В самом доме мы бы сразу наткнулись на новые доказательства присутствия белого человека. Мебель здесь была самодельная, но прочная, изящная и удобная: стулья и кресла из южноамериканского бамбука, называемого «сака» (canabrava); кровати из того же дерева с матрацами из мягкого испанского мха, покрытыми пончо[14 - Пончо – плотная ткань из шерсти оленя-гуанако, изготовляющаяся в Аргентине.]; циновки из волокон другого вида пальмы. Там и сям гамаки. Много книг, картины, писанные с натуры, нотные тетради, скрипка и гитара – все это говорило о домашнем быте, какого не знают американские индейцы.
В некоторых комнатах, а также на веранде посетитель мог бы заметить другие предметы, не слыханные у туземцев: здесь были чучела диких зверей и пресмыкающихся, птиц, препарированные бабочки и блестящие жуки, наклеенные на полоски пальмовой коры, образцы растений и минералов, оригинальные женские наряды местного производства. Такая коллекция могла принадлежать только натуралисту и этнографу. Хозяина звали Людвигом Гальбергером.
По имени видно, что он был немец. И в самом деле, Гальбергер родился в Пруссии, неподалеку от Берлина.

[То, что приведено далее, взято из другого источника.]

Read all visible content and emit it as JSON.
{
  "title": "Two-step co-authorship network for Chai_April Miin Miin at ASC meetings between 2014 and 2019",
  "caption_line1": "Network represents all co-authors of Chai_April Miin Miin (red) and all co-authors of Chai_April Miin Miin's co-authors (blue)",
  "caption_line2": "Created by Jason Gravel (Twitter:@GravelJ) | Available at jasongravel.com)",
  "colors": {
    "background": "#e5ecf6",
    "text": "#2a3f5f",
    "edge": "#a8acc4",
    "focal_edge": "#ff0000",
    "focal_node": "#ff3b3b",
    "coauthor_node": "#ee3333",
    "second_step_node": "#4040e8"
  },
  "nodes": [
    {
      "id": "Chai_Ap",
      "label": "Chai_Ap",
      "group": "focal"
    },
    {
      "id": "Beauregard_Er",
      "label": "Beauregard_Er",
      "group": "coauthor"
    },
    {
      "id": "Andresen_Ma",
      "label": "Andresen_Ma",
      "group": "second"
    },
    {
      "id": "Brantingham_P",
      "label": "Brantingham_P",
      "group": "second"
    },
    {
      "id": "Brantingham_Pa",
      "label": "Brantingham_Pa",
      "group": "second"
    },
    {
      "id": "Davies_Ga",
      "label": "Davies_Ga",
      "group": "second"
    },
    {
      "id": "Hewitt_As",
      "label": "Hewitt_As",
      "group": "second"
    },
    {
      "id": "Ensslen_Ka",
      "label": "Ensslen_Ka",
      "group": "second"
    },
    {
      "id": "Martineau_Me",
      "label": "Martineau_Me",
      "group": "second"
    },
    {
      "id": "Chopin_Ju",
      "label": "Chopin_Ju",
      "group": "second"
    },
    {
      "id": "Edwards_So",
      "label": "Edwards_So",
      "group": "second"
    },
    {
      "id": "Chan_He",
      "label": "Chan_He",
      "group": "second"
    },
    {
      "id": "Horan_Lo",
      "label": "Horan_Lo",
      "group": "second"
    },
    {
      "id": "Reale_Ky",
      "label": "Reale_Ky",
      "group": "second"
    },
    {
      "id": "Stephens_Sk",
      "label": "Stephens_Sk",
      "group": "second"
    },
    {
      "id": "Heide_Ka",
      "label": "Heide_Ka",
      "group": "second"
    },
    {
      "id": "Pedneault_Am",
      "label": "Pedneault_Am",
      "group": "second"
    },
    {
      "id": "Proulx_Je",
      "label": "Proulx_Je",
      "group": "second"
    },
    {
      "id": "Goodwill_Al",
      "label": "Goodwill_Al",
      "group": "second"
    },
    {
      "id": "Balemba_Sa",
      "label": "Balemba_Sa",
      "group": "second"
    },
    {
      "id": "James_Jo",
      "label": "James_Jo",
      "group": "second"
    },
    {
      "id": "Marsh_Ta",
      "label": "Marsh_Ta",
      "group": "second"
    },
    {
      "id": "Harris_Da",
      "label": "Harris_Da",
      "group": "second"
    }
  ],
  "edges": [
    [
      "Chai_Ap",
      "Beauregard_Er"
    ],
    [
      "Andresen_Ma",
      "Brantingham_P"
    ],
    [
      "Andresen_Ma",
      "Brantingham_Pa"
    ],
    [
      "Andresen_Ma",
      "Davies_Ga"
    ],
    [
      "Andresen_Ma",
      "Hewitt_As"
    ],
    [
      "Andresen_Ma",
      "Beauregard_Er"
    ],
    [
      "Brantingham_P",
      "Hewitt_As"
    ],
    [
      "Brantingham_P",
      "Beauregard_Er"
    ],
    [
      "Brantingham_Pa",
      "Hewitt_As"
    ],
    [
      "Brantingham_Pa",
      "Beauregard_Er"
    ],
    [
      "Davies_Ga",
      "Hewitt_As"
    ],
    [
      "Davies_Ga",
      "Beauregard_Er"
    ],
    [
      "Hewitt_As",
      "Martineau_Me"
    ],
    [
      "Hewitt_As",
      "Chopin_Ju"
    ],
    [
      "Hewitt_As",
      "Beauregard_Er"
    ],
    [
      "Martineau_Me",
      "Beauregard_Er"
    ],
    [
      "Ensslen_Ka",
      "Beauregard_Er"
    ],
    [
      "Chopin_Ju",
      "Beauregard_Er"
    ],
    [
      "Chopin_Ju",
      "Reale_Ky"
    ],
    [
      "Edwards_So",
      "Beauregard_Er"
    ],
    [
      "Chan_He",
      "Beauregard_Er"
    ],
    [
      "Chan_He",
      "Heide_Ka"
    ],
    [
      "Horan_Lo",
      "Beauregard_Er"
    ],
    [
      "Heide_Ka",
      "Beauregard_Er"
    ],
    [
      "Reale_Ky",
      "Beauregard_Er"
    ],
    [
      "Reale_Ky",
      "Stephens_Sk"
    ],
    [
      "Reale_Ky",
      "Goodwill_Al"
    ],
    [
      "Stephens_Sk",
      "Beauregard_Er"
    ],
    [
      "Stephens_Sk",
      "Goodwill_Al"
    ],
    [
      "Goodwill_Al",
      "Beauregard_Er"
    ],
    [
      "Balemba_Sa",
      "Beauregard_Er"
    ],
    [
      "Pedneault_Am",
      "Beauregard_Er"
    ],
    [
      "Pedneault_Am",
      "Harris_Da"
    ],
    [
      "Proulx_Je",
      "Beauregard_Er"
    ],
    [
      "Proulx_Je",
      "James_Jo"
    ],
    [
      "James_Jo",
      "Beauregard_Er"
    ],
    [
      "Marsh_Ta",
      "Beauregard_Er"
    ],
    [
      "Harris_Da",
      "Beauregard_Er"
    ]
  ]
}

В том, что пруссак был натуралистом, ничего удивительного, конечно, нет; гораздо страннее то, что он поселился в таких отдаленных местах. Вокруг его дома не было ни одного цивилизованного поселения. Вплоть до самого города Асунсиона, то есть примерно на целых сто миль к востоку, здесь не жило ни одного белого. А на север, на юг и на запад до цивилизованных селений было впятеро дальше. Со всех сторон усадьбу окружала неисследованная пустыня, по которой странствовали только исконные ее хозяева – индейцы.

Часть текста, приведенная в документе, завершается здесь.